Que Deus tenha assumido a nossa natureza humana no seio da Virgem Maria, que tenha
nascido como um bebê indefeso e tenha sido abraçado, acalentado e amamentado pelo
amor maternal de Maria, que tenha brincado aos seus pés, crescido e vivido anos a fio,
submetido à sua Mãe e que a pedido dela tenha feito seu primeiro sinal, nada disso,
pode deixar de nos admirar profundamente. E não bastasse esse papel central ao trazer
o Filho de Deus ao mundo, Maria acompanhou Jesus em seu ministério e era uma das
que estava ao pé da Cruz, unindo-se ao sacrifício de Cristo como nenhuma outra pessoa.
Depois, por fim, foi sob seu manto que os apóstolos se reuniram em oração e
aguardaram a vinda do Espírito Santo, impulso que os capacitou para iniciar o trabalho
de evangelização e que marca o nascimento da Igreja.
A Virgem Maria não é a figura central do cristianismo, nem da Igreja Católica. Este posto
é de Jesus Cristo, verdadeiro Deus e verdadeiro Homem, a quem devemos toda a honra
e toda a glória. Mas Maria é uma figura essencial.

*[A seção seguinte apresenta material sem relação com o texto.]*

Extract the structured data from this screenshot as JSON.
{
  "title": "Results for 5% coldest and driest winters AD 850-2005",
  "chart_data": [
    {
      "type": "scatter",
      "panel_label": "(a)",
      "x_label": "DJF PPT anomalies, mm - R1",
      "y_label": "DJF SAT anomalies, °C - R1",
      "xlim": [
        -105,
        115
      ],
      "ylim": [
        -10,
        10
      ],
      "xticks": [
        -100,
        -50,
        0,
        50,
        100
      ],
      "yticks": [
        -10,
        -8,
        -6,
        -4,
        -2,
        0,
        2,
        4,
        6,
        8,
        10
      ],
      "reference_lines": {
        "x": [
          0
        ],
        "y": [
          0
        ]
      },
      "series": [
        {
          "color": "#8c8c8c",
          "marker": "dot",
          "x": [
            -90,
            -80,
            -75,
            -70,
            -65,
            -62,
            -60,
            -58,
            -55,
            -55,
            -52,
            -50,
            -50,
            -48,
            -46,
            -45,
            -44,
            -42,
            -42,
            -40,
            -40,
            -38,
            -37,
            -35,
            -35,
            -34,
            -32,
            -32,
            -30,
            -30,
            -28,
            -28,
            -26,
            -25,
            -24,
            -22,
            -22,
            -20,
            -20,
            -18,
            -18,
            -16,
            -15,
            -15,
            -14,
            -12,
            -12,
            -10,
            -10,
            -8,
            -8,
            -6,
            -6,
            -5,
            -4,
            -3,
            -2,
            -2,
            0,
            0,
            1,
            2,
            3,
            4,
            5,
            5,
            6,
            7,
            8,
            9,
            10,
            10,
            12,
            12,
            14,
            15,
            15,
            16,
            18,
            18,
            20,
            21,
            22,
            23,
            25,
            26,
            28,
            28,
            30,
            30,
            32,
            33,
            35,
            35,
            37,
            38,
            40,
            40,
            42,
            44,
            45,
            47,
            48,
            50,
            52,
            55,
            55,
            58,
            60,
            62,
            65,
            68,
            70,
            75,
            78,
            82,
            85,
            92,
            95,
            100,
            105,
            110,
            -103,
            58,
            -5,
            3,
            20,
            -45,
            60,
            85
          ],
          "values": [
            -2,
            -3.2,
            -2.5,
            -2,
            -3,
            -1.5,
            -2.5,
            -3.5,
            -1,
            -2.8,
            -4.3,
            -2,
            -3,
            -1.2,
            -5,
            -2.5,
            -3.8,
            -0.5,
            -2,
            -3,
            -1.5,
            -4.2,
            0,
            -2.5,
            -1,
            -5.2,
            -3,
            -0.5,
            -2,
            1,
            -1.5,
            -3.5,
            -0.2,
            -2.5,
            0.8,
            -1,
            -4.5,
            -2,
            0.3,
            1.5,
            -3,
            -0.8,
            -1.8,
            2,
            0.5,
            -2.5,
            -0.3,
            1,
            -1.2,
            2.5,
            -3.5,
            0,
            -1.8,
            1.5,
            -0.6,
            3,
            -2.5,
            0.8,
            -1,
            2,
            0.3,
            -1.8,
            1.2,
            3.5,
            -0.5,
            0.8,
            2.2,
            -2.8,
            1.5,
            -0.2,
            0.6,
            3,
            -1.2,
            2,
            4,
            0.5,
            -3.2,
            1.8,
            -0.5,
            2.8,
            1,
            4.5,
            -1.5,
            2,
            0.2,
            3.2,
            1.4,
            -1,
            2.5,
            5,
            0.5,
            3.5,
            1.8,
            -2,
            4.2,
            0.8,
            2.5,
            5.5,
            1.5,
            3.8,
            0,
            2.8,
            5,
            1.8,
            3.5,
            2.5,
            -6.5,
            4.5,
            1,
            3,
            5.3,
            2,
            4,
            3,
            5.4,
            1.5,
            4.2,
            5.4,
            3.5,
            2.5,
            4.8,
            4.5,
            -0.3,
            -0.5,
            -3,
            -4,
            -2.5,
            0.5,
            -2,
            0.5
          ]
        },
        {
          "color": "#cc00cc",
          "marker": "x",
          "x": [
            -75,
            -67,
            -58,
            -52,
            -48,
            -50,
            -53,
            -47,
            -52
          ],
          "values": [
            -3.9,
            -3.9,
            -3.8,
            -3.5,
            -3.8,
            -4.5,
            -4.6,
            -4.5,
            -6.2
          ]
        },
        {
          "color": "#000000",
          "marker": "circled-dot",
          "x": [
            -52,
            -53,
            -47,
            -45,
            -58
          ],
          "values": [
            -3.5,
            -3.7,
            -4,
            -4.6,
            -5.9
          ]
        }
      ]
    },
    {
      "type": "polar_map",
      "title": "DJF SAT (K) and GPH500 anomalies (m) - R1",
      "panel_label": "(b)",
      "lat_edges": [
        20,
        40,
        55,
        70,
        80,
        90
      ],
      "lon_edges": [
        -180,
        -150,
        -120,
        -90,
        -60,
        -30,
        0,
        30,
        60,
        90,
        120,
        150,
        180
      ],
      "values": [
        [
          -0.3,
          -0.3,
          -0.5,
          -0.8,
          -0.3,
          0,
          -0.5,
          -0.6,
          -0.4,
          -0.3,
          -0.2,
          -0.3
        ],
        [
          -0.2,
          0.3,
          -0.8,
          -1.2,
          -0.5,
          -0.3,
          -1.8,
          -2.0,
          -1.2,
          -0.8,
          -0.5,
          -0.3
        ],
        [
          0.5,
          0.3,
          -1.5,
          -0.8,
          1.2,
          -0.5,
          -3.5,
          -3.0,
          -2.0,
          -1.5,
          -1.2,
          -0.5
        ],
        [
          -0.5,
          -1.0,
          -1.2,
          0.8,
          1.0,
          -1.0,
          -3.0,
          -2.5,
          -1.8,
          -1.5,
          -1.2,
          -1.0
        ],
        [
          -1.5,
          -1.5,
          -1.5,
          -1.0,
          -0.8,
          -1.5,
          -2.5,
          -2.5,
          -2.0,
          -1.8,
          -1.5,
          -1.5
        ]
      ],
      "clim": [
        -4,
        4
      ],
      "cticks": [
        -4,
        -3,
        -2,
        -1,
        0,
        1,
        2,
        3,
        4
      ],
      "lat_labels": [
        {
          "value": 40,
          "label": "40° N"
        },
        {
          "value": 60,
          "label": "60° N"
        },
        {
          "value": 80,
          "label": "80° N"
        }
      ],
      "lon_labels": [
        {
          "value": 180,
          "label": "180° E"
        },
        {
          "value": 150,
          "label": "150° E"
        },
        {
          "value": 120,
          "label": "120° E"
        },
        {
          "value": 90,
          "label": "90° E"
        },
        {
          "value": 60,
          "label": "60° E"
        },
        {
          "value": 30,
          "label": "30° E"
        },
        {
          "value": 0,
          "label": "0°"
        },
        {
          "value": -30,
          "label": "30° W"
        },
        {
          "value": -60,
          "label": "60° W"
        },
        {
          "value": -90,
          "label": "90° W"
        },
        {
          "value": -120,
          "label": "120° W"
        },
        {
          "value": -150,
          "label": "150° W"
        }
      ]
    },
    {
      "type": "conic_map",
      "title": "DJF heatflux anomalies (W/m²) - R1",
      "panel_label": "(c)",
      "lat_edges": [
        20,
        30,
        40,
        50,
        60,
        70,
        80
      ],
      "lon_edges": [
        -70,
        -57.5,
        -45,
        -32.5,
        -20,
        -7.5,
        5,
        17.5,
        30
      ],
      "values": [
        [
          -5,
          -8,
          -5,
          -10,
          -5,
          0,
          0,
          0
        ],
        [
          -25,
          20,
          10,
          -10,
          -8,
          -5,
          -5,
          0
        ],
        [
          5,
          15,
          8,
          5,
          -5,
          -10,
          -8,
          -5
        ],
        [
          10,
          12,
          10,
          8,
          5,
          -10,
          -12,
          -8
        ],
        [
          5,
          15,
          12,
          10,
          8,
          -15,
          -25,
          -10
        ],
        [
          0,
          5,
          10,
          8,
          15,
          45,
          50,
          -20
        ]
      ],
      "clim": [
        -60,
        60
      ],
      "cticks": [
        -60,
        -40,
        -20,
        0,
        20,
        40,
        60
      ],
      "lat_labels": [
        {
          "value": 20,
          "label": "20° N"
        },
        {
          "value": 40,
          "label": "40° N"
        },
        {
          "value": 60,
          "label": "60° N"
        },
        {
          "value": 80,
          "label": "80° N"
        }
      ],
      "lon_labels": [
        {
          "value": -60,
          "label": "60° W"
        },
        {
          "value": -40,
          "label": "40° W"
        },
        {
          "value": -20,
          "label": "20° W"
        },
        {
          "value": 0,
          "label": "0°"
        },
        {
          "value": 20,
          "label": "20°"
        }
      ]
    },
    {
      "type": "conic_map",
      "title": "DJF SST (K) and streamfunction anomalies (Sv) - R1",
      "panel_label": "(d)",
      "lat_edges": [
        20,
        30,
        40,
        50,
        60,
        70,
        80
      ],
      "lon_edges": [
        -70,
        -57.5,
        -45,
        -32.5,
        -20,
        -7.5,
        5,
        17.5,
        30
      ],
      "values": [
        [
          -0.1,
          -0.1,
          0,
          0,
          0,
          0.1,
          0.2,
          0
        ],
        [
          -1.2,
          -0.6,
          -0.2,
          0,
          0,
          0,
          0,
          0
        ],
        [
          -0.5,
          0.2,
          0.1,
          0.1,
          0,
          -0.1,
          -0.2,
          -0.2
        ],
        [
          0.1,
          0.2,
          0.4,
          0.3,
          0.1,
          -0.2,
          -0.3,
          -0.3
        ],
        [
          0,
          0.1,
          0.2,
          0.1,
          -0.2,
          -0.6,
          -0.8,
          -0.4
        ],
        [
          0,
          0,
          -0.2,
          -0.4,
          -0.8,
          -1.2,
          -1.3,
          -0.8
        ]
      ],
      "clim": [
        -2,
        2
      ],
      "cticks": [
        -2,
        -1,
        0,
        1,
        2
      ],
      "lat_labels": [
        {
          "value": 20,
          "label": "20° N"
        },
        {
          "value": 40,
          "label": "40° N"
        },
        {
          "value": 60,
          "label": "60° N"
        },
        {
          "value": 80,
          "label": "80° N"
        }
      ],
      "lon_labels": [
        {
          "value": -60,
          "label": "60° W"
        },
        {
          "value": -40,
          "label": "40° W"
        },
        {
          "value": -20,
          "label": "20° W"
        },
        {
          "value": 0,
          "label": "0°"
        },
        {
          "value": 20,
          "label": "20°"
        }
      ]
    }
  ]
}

Jesus poderia ter vindo ao mundo sem uma mãe, poderia ter aparecido adulto,
pregando no deserto e fazendo sinais milagrosos. Poderia ter inclusive morrido na cruz,
mas se tivesse feito assim, não seria um sacrifício de alguém do povo eleito oferecido
em nome do povo eleito. Também não teria cumprido as promessas e as alianças feitas
por Deus ao longo da história da salvação. Para que essas promessas fossem cumpridas,
Jesus precisava ser um descendente de Abraão e de Moisés, precisava ser da linhagem
de Davi. É pelo ‘sim’ da Virgem Maria que Jesus herda toda essa tradição. No entanto, o
papel de Maria é maior do que simplesmente inserir Cristo em sua linhagem familiar.
Foi por meio de Maria e apenas com seu consentimento que Deus realizou sua obra mais
portentosa até aquele momento: a encarnação do Verbo de Deus.
Infelizmente hoje vemos uma forte divisão entre os cristãos no que diz respeito à pessoa
de Maria. Os católicos não poupam esforços em louvar à Santíssima Virgem Maria,
confiando em sua intercessão. No entanto, muitos cristãos não católicos não apenas
ignoram, mas rejeitam com veemência qualquer afeto ou consideração à Maria
Santíssima, pois consideram uma inversão ao amor que devemos unicamente a Deus.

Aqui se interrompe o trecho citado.